2
votes

[Note to the wise: jump to last EDIT]

I have a very simple txt sitemap (named sitemap.txt) that looks like this:

http://myDomain.com
http://myDomain.com/about.html
http://myDomain.com/faq.html
http://myDomain.com/careers.html

When I load it up on webmaster tools I get:

Sitemap is HTML - Your Sitemap appears to be an HTML page. Please use a supported sitemap format instead

I tried a few alternatives (such as with or without www) but no luck.

Anyone any clue?

Any help appreciated!

EDIT:

I tried with an xml sitemap and getting the same error so it looks like the server is serving everything as HTML (as ceejayoz correctly suggests). Now the question is ... how do I get the appspot server to server text as plain text?

EDIT:

Ok - I got fed up and implemented a servlet to serve my sitemaps (I am now trying with both XML and TXT) explicitly as text/plain. Everything works fine if I manually invoke the servlet but still getting Sitemap is HTML. I don't know where to bang my head!

EDIT: I tried to verify content-type with a firefox plugin - everything seems to be coming up as expected (I am putting the actual URL so that people can have a look):

http://wokheisandbox.appspot.com/sitemaps/sitemap.txt --> Content-type: text/plain http://wokheisandbox.appspot.com/sitemaps/sitemap.xml --> Content-type: application/xml

With my servlet (setting text/plain explicitly): http://wokheisandbox.appspot.com/wokhei/serveSitemap?fileType=TXT --> Content-type: text/plain http://wokheisandbox.appspot.com/wokhei/serveSitemap?fileType=XML --> Content-type: text/plain

All I get from webmaster tool still is -->Sitemap is HTML.

EDIT:

I think I found out the reason --> I registered on google webmaster tools my site as http://mydomain.com but the app is hosted on appspot at http://myapp.appspot.com which is mapped to mydomain.com. If I register http://myapp.appspot.com everything works fine (sitemap validated).

This is good news but it's not ideal because I want mydomain.com to be indexed ... any idea about how to overcome?

5
You may consider posting this on Serverfault.com also/instead. - Travis
What's the real domain? How are you doing the domain forwarding? - Andrew Aylett
it's all done through google apps - real domain is www.wokhei.com - JohnIdol

5 Answers

5
votes

Sounds like your webserver is serving .txt files as text/html instead of text/plain.

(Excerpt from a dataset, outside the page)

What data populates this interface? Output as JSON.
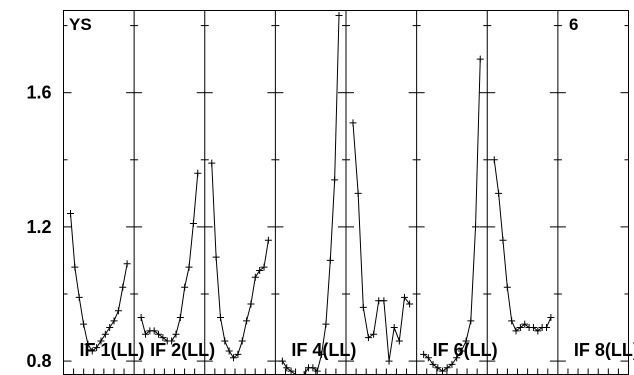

For Apache, the following in a .htaccess file should fix it:

AddType text/plain .txt
1
votes

I found this thread discussing duplicate entries causing recent sitemap grief. I don't see this issue in your sitemap but you don't want any duplicates between entries. For example, make sure your sitemap doesn't contain BOTH of the following:

http://mydomain.com/ or http://www.mydomain.com/

AND

http://mydomain.com/index.html or http://www.mydomain.com/index.html

I think you posted your entire sitemap so, again, I don't think this is your problem exactly. You did mention you have tried various urls (with and without www.) If you are validating the sitemap via the Google WebMaster Tools it may take up to 20 minutes for correction to take affect. I hope it helps.

0
votes
<?xml version='1.0' encoding='utf-8' ?>
<urlset xmlns='http://www.sitemaps.org/schemas/sitemap/0.9'>
    <url>
        <loc>http://myDomain.com</loc>
    </url>
    <url>
        <loc>http://myDomain.com/about.html</loc>
    </url>
    <url>
        <loc>http://myDomain.com/faq.html</loc>
    </url>
    <url>
        <loc>http://myDomain.com/careers.html</loc>
    </url>
</urlset>

This way always works for me.

0
votes

Just in case if you will change your mind about non-xml sitemaps:

<?xml version="1.0" encoding="UTF-8"?>
<urlset xmlns:xsi="http://www.w3.org/2001/XMLSchema-instance" xsi:schemaLocation="http://www.sitemaps.org/schemas/sitemap/0.9 http://www.sitemaps.org/schemas/sitemap/0.9/sitemap.xsd" xmlns="http://www.sitemaps.org/schemas/sitemap/0.9">
  <url>
    <loc>http://www.test.com/</loc>
    <lastmod>2009-08-03T23:40:40+00:00</lastmod>
    <changefreq>daily</changefreq>
    <priority>1.0</priority>
  </url>
  <url>
    <loc>http://test/</loc>
    <lastmod>2009-08-03T23:59:08+00:00</lastmod>
    <changefreq>weekly</changefreq>
    <priority>0.6</priority>
  </url>
</urlset>
-1
votes

I'm fairly certain that you need to provide an XML formatted sitemap file (sitemap.xml). See here for a format example: http://en.wikipedia.org/wiki/Sitemaps.